The job losses are one of the impacts of the federal budget last night. The other impact is the reductions in programs and services that have been flowing through our agreements with the commonwealth. The third area of impact is around the taxation changes, of which the ACT will share a disproportionate burden to the rest of Australia. The fourth area is in relation to the infrastructure spend that occurred around the rest of the country, indeed in every other single jurisdiction, except in the ACT. So there are probably four main areas.

The second thing I would say is that it is going to have an impact on our own budget. We are currently working through the detail of that and we will do that over the next week or so.
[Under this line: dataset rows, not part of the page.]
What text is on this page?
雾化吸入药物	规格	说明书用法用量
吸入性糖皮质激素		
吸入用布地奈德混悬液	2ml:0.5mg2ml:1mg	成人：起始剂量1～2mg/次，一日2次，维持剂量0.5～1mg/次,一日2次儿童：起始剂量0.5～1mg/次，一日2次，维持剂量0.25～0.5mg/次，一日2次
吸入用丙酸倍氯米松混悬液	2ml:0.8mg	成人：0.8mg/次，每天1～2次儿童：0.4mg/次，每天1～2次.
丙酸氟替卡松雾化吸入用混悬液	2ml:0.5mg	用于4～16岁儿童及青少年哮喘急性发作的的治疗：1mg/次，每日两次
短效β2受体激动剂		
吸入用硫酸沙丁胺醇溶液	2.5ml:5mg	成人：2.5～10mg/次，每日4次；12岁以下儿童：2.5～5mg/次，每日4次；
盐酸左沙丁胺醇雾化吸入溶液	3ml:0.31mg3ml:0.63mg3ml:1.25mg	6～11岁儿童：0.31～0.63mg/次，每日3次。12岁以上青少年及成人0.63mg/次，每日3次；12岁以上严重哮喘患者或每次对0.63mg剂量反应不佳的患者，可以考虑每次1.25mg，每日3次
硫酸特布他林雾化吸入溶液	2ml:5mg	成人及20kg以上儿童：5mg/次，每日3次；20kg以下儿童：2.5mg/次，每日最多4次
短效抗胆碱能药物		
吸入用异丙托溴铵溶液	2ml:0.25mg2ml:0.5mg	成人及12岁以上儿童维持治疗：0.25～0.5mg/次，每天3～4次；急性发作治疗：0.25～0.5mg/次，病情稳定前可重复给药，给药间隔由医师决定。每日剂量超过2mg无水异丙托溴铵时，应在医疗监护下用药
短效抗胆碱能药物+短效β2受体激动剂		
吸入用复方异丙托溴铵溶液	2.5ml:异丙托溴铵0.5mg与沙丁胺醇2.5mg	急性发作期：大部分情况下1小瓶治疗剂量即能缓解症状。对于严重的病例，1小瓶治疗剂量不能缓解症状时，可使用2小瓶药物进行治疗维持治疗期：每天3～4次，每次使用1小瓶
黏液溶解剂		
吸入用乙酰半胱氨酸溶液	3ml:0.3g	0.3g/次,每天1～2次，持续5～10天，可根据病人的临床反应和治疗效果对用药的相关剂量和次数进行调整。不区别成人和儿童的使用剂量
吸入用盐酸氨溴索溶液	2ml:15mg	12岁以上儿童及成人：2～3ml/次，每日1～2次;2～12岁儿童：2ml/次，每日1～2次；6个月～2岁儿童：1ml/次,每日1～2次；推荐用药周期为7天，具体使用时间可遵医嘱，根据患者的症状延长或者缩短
MADAM SPEAKER: Supplementary question, Dr Bourke.

DR BOURKE: Chief Minister, are there any particular areas of service delivery in the ACT which will be affected?

MS GALLAGHER: I thank Dr Bourke for the supplementary. The federal budget will have significant impacts on service delivery here in the ACT. We are trying to work through many hundreds of pages and the financial tables contained in the detail that has been released.

We do know that essentially the national healthcare reforms have been torn up. That agreement does not exist. They have walked away from activity-based funding, from the funding guarantee and from a fairer share of funding into the future, which was part of, and central to, the reforms as they were signed up to several years ago. So that is a big problem.

I note the silence from the opposition. Every other Liberal party in the country is screaming about this from the rooftop. All the premiers are out today. All of them are aware that they have a massive hole in their budgets that was created last night—a massive one. They are criticising the federal government for it, but the gang of Abbott apologists over there remain silent and have nothing to say about a federal budget that—

Mr Hanson interjecting—

MS GALLAGHER: To all intents and purposes, it did not happen last night! Nobody saw it! Nothing to say! Nothing to say! Didn’t see it! No impact! It is just to absolutely ignore and pretend that this will go away. Well, it will not.